Ruptura is the first installment in a series of three exhibitions mounted at pop up gallery Luciana Brito-NY Project – a joint venture by the São Paulo gallery of the same name and New York’s Espasso Gallery. Mounted in a former Tribeca restaurant till 6 November, the showcase – developed with art critic João Bandeira – presents an extensive collection of drawings, paintings and sculptures from the seminal Grupo Ruptura; a major Brazilian art movement that, in the 1950s, promoted a fierce modernisation of the visual arts. In addition, the works are strategically accompanied by key furniture pieces – best demonstrated in a series of dramatic walk-in freezer installations.

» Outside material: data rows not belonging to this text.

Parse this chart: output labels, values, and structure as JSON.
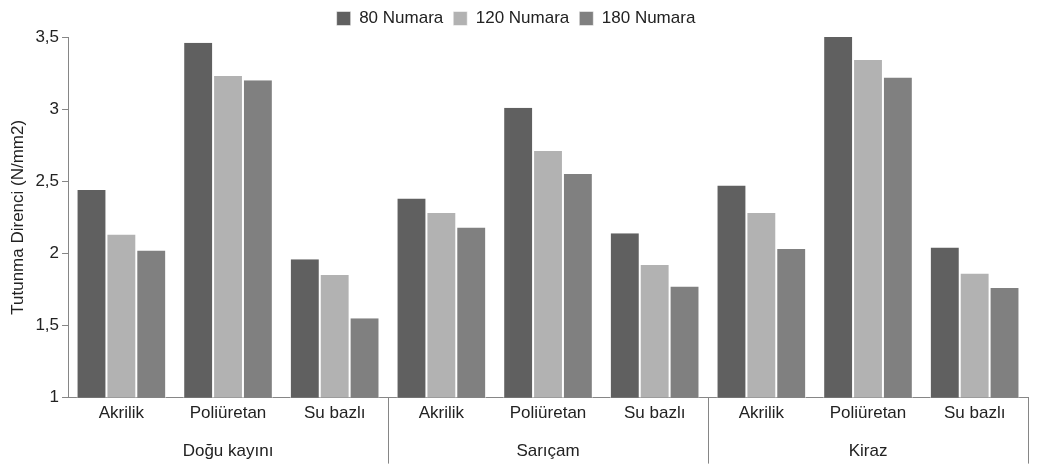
{
  "chart_data": {
    "type": "bar",
    "ylabel": "Tutunma Direnci (N/mm2)",
    "categories": [
      "Akrilik",
      "Poliüretan",
      "Su bazlı",
      "Akrilik",
      "Poliüretan",
      "Su bazlı",
      "Akrilik",
      "Poliüretan",
      "Su bazlı"
    ],
    "annotations": [
      "Doğu kayını",
      "Sarıçam",
      "Kiraz"
    ],
    "series": [
      {
        "name": "80 Numara",
        "color": "#606060",
        "values": [
          2.44,
          3.46,
          1.96,
          2.38,
          3.01,
          2.14,
          2.47,
          3.5,
          2.04
        ]
      },
      {
        "name": "120 Numara",
        "color": "#b2b2b2",
        "values": [
          2.13,
          3.23,
          1.85,
          2.28,
          2.71,
          1.92,
          2.28,
          3.34,
          1.86
        ]
      },
      {
        "name": "180 Numara",
        "color": "#808080",
        "values": [
          2.02,
          3.2,
          1.55,
          2.18,
          2.55,
          1.77,
          2.03,
          3.22,
          1.76
        ]
      }
    ],
    "ylim": [
      1,
      3.5
    ],
    "yticks": [
      1,
      {
        "value": 1.5,
        "label": "1,5"
      },
      2,
      {
        "value": 2.5,
        "label": "2,5"
      },
      3,
      {
        "value": 3.5,
        "label": "3,5"
      }
    ],
    "legend": "top"
  }
}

Comprised of Geraldo de Barros, Waldemar Cordeiro, Luiz Sacilotto, Lothar Charoux, Kazmer Féjer, Leopoldo Haar and Anatol Wladyslaw, the international assortment began exploring the primal essentials of geometry, colour, and movement rather than naturalistic expression or impression. For them, works of art were not hermeneutic but sublime concepts in and of themselves; following set principles like rhythm, polarity and displacement. Much of their ethos drew from Constructivism. In 1952, the São Paulo-based collective drafted a utopian manifesto, affirmed by a seminal exhibition at the Museu de Arte Modernade São Paulo. With wide influence, their philosophy translated well into the burgeoning furniture design scene of the time, as evident in this exhibition.